Induction of macrophage efferocytosis in pancreatic cancer via PI3Kγ inhibition and radiotherapy promotes tumour control

Gut. 2025 Jan 9:gutjnl-2024-333492. doi: 10.1136/gutjnl-2024-333492. Online ahead of print.

Affiliations

¹ Department of Oncology, University of Oxford, Oxford, UK.
² Nuffield Department of Surgical Sciences, University of Oxford, Oxford, UK.
³ Institute of Cancer Sciences, CRUK Scotland Institute, Glasgow, UK.
⁴ Nuffield Department of Surgical Sciences, University of Oxford, Oxford, UK keatonjones@doctors.org.uk.

PMID: 39788719
DOI: 10.1136/gutjnl-2024-333492

Abstract

Background: The immune suppression mechanisms in pancreatic ductal adenocarcinoma (PDAC) remain unknown, but preclinical studies have implicated macrophage-mediated immune tolerance. Hence, pathways that regulate macrophage phenotype are of strategic interest, with reprogramming strategies focusing on inhibitors of phosphoinositide 3-kinase-gamma (PI3Kγ) due to restricted immune cell expression. Inhibition of PI3Kγ alone is ineffective in PDAC, despite increased infiltration of CD8+ T cells.

Objective: We hypothesised that the immune stimulatory effects of radiation, and its ability to boost tumour antigen availability could synergise with PI3Kγ inhibition to augment antitumour immunity.

Design: We used orthoptic and genetically engineered mouse models of pancreatic cancer (LSL-Kras^G12D/+;Trp53^R172H/+;Pdx1-Cre). Stereotactic radiotherapy was delivered using contrast CT imaging, and PI3Kγ inhibitors by oral administration. Changes in the tumour microenvironment were quantified by flow cytometry, multiplex immunohistochemistry and RNA sequencing. Tumour-educated macrophages were used to investigate efferocytosis, antigen presentation and CD8+ T cell activation. Single-cell RNA sequencing data and fresh tumour samples with autologous macrophages to validate our findings.

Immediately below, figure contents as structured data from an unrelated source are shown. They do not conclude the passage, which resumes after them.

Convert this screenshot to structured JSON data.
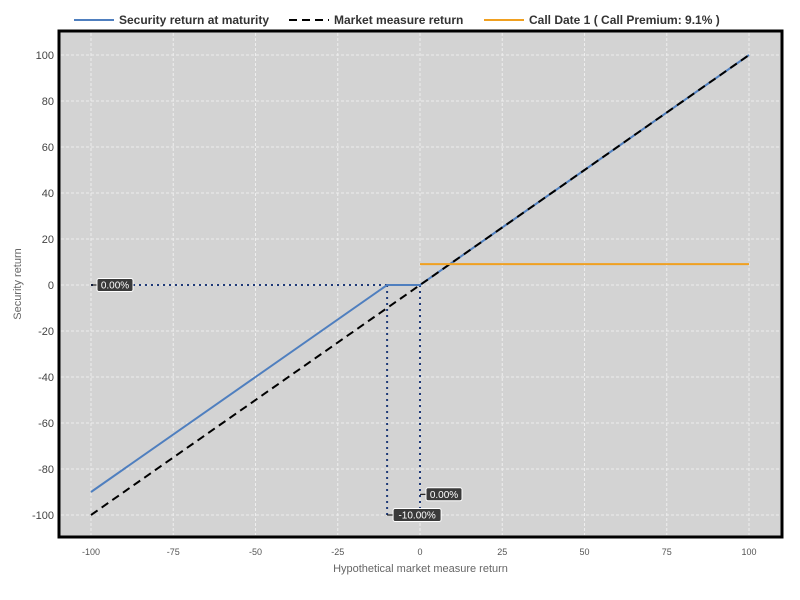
{
  "chart_data": {
    "type": "line",
    "title": "",
    "xlabel": "Hypothetical market measure return",
    "ylabel": "Security return",
    "xlim": [
      -105,
      110
    ],
    "ylim": [
      -110,
      110
    ],
    "x_ticks": [
      -100,
      -75,
      -50,
      -25,
      0,
      25,
      50,
      75,
      100
    ],
    "y_ticks": [
      -100,
      -80,
      -60,
      -40,
      -20,
      0,
      20,
      40,
      60,
      80,
      100
    ],
    "grid": true,
    "legend_position": "top",
    "plot_background": "#d3d3d3",
    "series": [
      {
        "name": "Security return at maturity",
        "color": "#4f7fbf",
        "style": "solid",
        "x": [
          -100,
          -10,
          0,
          100
        ],
        "y": [
          -90,
          0,
          0,
          100
        ]
      },
      {
        "name": "Market measure return",
        "color": "#000000",
        "style": "dashed",
        "x": [
          -100,
          100
        ],
        "y": [
          -100,
          100
        ]
      },
      {
        "name": "Call Date 1 ( Call Premium: 9.1% )",
        "color": "#f0a020",
        "style": "solid",
        "x": [
          0,
          100
        ],
        "y": [
          9.1,
          9.1
        ]
      }
    ],
    "reference_lines": [
      {
        "x": [
          -100,
          0
        ],
        "y": [
          0,
          0
        ],
        "color": "#1f3a78",
        "style": "dotted"
      },
      {
        "x": [
          -10,
          -10
        ],
        "y": [
          0,
          -100
        ],
        "color": "#1f3a78",
        "style": "dotted"
      },
      {
        "x": [
          0,
          0
        ],
        "y": [
          0,
          -100
        ],
        "color": "#1f3a78",
        "style": "dotted"
      }
    ],
    "annotations": [
      {
        "text": "0.00%",
        "x": -100,
        "y": 0,
        "anchor": "right"
      },
      {
        "text": "-10.00%",
        "x": -10,
        "y": -100,
        "anchor": "right"
      },
      {
        "text": "0.00%",
        "x": 0,
        "y": -91,
        "anchor": "right"
      }
    ]
  }
}
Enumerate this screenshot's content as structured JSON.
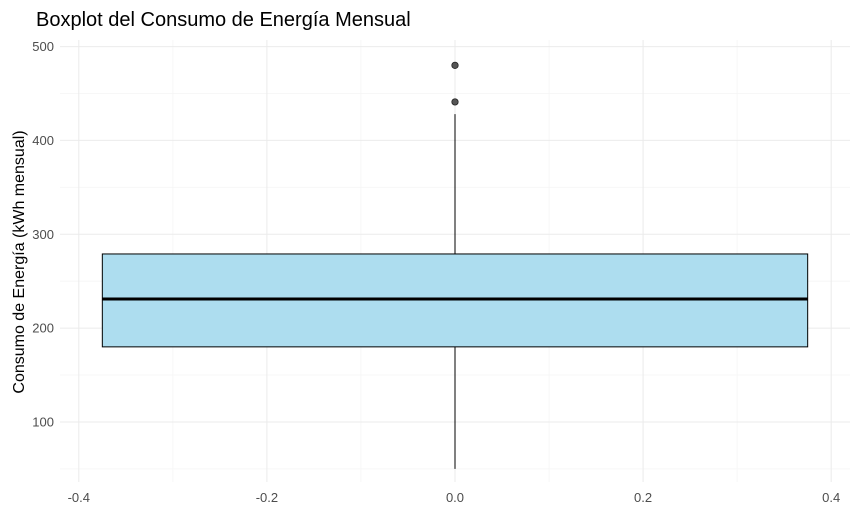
{
  "chart_data": {
    "type": "boxplot",
    "title": "Boxplot del Consumo de Energía Mensual",
    "xlabel": "",
    "ylabel": "Consumo de Energía (kWh mensual)",
    "xlim": [
      -0.42,
      0.42
    ],
    "ylim": [
      36,
      507
    ],
    "x_ticks": [
      -0.4,
      -0.2,
      0.0,
      0.2,
      0.4
    ],
    "x_tick_labels": [
      "-0.4",
      "-0.2",
      "0.0",
      "0.2",
      "0.4"
    ],
    "y_ticks": [
      100,
      200,
      300,
      400,
      500
    ],
    "y_tick_labels": [
      "100",
      "200",
      "300",
      "400",
      "500"
    ],
    "grid": true,
    "box": {
      "x_center": 0.0,
      "x_min": -0.375,
      "x_max": 0.375,
      "whisker_low": 50,
      "q1": 180,
      "median": 231,
      "q3": 279,
      "whisker_high": 428
    },
    "outliers": [
      441,
      480
    ],
    "colors": {
      "box_fill": "#ADDDEF",
      "outline": "#000000",
      "outlier": "#555555",
      "grid_major": "#EBEBEB",
      "grid_minor": "#F5F5F5"
    }
  }
}
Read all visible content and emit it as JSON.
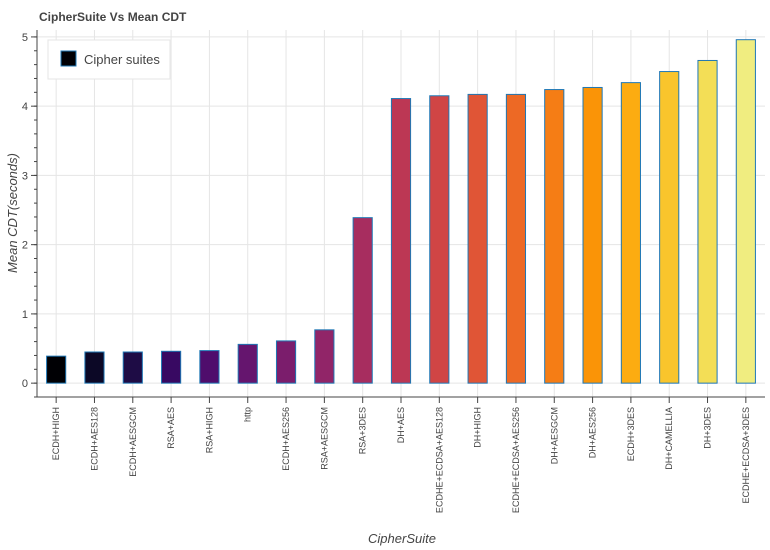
{
  "chart_data": {
    "type": "bar",
    "title": "CipherSuite Vs Mean CDT",
    "xlabel": "CipherSuite",
    "ylabel": "Mean CDT(seconds)",
    "ylim": [
      -0.2,
      5.1
    ],
    "yticks": [
      0,
      1,
      2,
      3,
      4,
      5
    ],
    "grid": true,
    "legend": {
      "label": "Cipher suites",
      "placement": "top-left"
    },
    "bar_outline_color": "#1f77b4",
    "categories": [
      "ECDH+HIGH",
      "ECDH+AES128",
      "ECDH+AESGCM",
      "RSA+AES",
      "RSA+HIGH",
      "http",
      "ECDH+AES256",
      "RSA+AESGCM",
      "RSA+3DES",
      "DH+AES",
      "ECDHE+ECDSA+AES128",
      "DH+HIGH",
      "ECDHE+ECDSA+AES256",
      "DH+AESGCM",
      "DH+AES256",
      "ECDH+3DES",
      "DH+CAMELLIA",
      "DH+3DES",
      "ECDHE+ECDSA+3DES"
    ],
    "values": [
      0.39,
      0.45,
      0.45,
      0.46,
      0.47,
      0.56,
      0.61,
      0.77,
      2.39,
      4.11,
      4.15,
      4.17,
      4.17,
      4.24,
      4.27,
      4.34,
      4.5,
      4.66,
      4.96
    ],
    "colors": [
      "#000004",
      "#0c0826",
      "#1e0c45",
      "#380962",
      "#4f0d6c",
      "#65156e",
      "#7b1d6c",
      "#912568",
      "#a72d5f",
      "#bc3754",
      "#d04545",
      "#e05536",
      "#ed6925",
      "#f57d15",
      "#fa9407",
      "#fcac11",
      "#f9c52c",
      "#f3de56",
      "#f0ed80"
    ]
  }
}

Results: Tumour-associated macrophages that employ efferocytosis to eradicate apoptotic cells can be redirected to present tumour antigens, stimulate CD8+ T cell responses and increase local tumour control. Specifically, we demonstrate how PI3Kγ signalling restricts inflammatory macrophages and that inhibition supports MERTK-dependent efferocytosis. We further find that the combination of PI3Kγ inhibition with targeted radiotherapy stimulates inflammatory macrophages to invoke a pathogen-induced like efferocytosis that switches from immune tolerant to antigen presenting.

Conclusions: Our data supports a new immunotherapeutic approach and a translational rationale to improve survival in PDAC.

Keywords: ANTIGEN PRESENTATION; CANCER; MACROPHAGES; PANCREATIC CANCER.